Aún hoy muchas voces siguen diciendo que no hay un cambio climático, que no es para tanto… También a los profetas del Antiguo Testamento los rechazaron porque les anunciaban lo que no querían ver. Porque cuando vemos, entonces tenemos que cambiar nuestros comportamientos. Y eso cuesta
Y mientras, los hombres y mujeres sufren las consecuencias de nuestras omisiones. El pecado de omisión, ese que más cometemos y del que más nos olvidamos.
Pecado de omisión cuando no uno mi grito a esa multitud empobrecida que muere lentamente de hambre en muchas partes del mundo, pero sobre todo en África.
Pecado de omisión cuando no denuncio las políticas comerciales internacionales injustas, que favorecen a los poderosos del Norte y empobrece aún más a los pobres del Sur.
Nuestro exceso de consumo es el incremento de su pobreza. Lampedusa, Algeciras… son receptores de aquellos africanos y africanas que huyen de una pobreza extrema de, muchas veces, una muerte segura. Emprenden un viaje en busca de El Dorado pero se encuentran nuevamente con la exclusión y la pobreza. Y en muchas ocasiones el final del viaje es la muerte en los mares que cruzan.
Pero hay una parte de la población, una gran parte de la población, que no tiene tan siquiera la capacidad de decidir si irse o quedarse, de elegir entre una vida empobrecida para siempre o una posible salida de la miseria. Son los niños y las niñas, los más débiles, los más indefensos, los que no ven truncados sus sueños porque casi no llegan a la edad de soñar. “Cuanto hicisteis a unos de estos hermanos míos más pequeños, a mí me lo hicisteis.” (Mt 25, 40).

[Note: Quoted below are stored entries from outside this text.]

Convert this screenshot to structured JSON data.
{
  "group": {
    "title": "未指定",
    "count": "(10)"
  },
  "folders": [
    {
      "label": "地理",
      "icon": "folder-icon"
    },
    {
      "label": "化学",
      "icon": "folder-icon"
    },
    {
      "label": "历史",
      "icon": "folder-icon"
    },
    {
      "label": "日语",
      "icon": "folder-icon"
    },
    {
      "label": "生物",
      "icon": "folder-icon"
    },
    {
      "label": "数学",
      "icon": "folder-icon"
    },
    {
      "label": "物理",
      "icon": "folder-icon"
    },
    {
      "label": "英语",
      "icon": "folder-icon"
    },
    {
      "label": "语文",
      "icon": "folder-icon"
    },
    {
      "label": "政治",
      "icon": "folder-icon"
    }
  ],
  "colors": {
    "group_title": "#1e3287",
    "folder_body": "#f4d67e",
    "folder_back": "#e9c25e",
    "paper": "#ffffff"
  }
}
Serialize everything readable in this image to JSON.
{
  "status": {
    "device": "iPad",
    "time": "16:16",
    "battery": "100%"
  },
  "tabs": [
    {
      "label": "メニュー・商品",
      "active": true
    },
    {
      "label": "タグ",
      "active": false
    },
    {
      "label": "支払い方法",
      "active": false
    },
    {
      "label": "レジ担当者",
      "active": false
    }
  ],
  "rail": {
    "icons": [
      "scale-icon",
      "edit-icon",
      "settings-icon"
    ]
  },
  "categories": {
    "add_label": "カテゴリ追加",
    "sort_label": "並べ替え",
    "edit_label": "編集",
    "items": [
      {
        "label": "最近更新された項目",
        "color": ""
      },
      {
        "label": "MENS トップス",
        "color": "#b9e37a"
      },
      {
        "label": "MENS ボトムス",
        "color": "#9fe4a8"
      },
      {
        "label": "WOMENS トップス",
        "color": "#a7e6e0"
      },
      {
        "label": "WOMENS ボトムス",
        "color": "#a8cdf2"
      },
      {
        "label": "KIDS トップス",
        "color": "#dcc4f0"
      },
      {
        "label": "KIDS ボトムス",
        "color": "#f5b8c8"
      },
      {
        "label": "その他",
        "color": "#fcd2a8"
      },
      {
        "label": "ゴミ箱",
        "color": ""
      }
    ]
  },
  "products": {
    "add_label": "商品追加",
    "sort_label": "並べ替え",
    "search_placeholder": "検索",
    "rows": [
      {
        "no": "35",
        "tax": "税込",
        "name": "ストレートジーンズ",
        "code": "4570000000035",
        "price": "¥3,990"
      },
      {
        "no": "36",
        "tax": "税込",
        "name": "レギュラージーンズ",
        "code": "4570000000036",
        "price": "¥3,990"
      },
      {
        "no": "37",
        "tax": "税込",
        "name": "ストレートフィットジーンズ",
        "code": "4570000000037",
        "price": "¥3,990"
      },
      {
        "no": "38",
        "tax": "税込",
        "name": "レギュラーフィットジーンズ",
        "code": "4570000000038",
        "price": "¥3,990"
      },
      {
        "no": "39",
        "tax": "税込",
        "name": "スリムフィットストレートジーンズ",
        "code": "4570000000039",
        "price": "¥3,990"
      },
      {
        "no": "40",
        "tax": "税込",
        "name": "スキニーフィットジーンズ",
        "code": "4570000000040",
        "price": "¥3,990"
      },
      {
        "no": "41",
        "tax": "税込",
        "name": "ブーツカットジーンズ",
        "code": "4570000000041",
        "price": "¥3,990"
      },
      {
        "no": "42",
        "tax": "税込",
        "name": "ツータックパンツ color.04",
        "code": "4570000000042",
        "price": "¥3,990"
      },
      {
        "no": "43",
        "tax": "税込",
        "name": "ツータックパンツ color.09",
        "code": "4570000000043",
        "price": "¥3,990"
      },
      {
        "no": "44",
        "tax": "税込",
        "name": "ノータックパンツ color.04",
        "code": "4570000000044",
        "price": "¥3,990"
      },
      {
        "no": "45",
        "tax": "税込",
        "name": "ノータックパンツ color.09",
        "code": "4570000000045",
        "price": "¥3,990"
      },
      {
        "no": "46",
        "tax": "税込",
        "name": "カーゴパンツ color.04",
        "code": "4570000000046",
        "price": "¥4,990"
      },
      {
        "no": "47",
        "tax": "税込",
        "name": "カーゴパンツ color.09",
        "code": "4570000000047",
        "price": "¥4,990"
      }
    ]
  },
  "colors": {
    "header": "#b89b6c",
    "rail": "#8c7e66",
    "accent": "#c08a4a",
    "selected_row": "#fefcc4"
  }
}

Hoy no podemos decir : «¿Cuándo te vi desnudo y no te vestí? ¿Cuándo pasaste hambre y no te di de comer?» Los medios de comunicación nos tienen informados de lo que pasa a nivel global, las ONGs, las comunidades religiosas nos cuentan lo que están haciendo para ayudar a disminuir la brecha entre el Norte y el Sur. Hoy no podemos decir: «Yo no sabía, yo no te ví…». Como decía un eslogan de hace unos años de una ONG: nuestra indiferencia nos hace cómplices.